Kondisi gawat darurat matematika ternyata bukan hal baru. Gejala ini sudah nampak sejak tahun 2000, dan hingga kini belum juga beranjak menunjukkan kemajuan. Data IFLS (Indonesia Family Life Survey) pada 2000, 2007 dan 2014 yang mewakili 83% populasi Insonesia juga menunjukkan kedaruratan bermatematika.
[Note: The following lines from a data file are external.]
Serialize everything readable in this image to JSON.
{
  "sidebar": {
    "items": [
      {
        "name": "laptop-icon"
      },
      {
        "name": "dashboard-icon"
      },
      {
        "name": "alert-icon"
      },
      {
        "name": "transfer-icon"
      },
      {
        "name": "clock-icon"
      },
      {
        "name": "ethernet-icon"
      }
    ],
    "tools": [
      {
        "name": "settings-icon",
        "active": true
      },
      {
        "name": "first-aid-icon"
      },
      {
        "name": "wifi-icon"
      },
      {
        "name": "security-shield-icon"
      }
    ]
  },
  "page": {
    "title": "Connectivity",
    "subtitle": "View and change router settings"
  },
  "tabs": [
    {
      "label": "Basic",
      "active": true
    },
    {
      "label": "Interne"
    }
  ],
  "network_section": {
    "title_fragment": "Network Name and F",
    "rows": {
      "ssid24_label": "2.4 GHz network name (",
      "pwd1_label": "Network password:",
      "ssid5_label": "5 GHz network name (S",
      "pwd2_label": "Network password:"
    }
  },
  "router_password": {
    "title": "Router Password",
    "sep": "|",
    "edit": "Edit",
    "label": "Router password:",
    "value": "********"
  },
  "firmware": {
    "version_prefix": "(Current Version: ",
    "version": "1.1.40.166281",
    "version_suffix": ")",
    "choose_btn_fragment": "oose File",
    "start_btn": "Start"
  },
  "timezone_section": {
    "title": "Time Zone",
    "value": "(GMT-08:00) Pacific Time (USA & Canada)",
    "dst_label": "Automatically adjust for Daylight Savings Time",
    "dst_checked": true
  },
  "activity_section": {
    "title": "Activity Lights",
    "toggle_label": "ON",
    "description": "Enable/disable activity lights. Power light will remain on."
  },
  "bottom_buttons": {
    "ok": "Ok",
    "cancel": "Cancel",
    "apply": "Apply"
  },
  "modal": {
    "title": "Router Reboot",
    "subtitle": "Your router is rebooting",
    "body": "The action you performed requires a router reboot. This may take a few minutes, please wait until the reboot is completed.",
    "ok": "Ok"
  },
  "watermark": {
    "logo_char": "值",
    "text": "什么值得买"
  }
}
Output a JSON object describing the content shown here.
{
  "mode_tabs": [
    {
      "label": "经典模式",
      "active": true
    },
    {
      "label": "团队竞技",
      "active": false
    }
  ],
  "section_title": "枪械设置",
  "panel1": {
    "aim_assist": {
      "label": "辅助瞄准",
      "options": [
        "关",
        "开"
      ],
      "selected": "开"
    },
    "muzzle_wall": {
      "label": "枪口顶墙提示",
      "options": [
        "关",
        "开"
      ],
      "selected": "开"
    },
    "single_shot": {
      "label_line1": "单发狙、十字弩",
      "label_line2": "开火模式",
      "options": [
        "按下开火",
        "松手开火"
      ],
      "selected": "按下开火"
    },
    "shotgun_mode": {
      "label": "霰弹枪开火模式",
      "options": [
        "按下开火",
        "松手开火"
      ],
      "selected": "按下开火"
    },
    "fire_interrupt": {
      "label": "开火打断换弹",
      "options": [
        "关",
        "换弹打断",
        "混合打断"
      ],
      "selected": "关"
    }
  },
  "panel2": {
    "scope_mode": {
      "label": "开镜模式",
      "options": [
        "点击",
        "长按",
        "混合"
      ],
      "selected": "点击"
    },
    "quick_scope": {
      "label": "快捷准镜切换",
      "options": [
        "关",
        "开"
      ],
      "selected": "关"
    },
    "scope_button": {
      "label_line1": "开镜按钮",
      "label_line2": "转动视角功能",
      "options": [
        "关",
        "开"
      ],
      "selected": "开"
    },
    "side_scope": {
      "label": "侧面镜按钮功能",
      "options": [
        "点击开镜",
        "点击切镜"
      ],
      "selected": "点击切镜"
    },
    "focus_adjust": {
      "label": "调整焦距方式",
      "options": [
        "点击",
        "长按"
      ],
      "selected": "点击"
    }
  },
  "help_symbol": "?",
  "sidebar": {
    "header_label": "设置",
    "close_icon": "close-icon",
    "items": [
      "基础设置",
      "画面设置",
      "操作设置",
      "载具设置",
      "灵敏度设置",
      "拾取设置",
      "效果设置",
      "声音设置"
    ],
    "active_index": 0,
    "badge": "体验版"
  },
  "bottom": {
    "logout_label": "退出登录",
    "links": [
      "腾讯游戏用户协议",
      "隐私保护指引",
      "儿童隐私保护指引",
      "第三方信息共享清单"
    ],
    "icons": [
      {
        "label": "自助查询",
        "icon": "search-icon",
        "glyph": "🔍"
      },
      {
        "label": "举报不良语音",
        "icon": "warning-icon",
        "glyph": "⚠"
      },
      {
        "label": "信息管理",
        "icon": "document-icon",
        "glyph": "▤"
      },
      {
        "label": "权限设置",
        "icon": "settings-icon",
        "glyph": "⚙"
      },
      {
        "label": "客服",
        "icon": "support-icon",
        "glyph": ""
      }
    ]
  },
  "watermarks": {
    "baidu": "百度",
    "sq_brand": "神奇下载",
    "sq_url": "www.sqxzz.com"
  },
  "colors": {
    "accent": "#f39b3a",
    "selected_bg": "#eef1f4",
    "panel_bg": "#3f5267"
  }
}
Kedaruratan terjadi karena jumlah responden yang memiliki kompetensi kurang sangat tinggi. Lebih dari 85% lulusan SD, 75% lulusan SMP dan 55% lulusan SMU hanya mencapai tingkat kompetensi siswa kelas 2 SD ke bawah.
Baca: Kompetensi Matematika Siswa SD Merah Total
Denga kata lain, hanya sedikit saja yang memiliki tingkat kompetensi kelas 4 dan 5 SD. “Survei IFLS ini menunjukkan kemunduran kompetensi siswa secara akut. Kita tidak boleh mengabaikan temuan-temuan ini jika bangsa Indonesia ingin lebih baik, tidak bangkrut atau bubar karena kualitas SDM bangsa ini dari tahun ke tahun mengalami penurunan signifikan,” kata Presidium Gernas Tastaka Ahmad Rizali, di Kampus Universitas Indonesia (UI), Depok, Sabtu, 10 November 2018.
Menurutnya, selama hampir 20 tahun reformasi, bangsa ini mengabaikan kompetensi generasi emas Indonesia. “Akibatnya kondisi sosial politik dan ekonomi Indonesia selalu tertinggal dengan negara-negara maju,” kata Rizali.
Ahmad Rizali mengajak seluruh komponen masyarakat bersinergi dan saling gotong royong melakukan usaha pemberantasan buta matematika ini. Tidak hanya pemerintah tapi juga masyarakat luas.
Bukan hanya praktisi pendidikan tetapi juga mahasiswa, profesional, swasta, bahkan ibu rumah tangga. “Sebelum terlambat, mari kita bergerak bersama-sama menyelamatkan generasi emas bangsa Indonesia,” seru Rizali.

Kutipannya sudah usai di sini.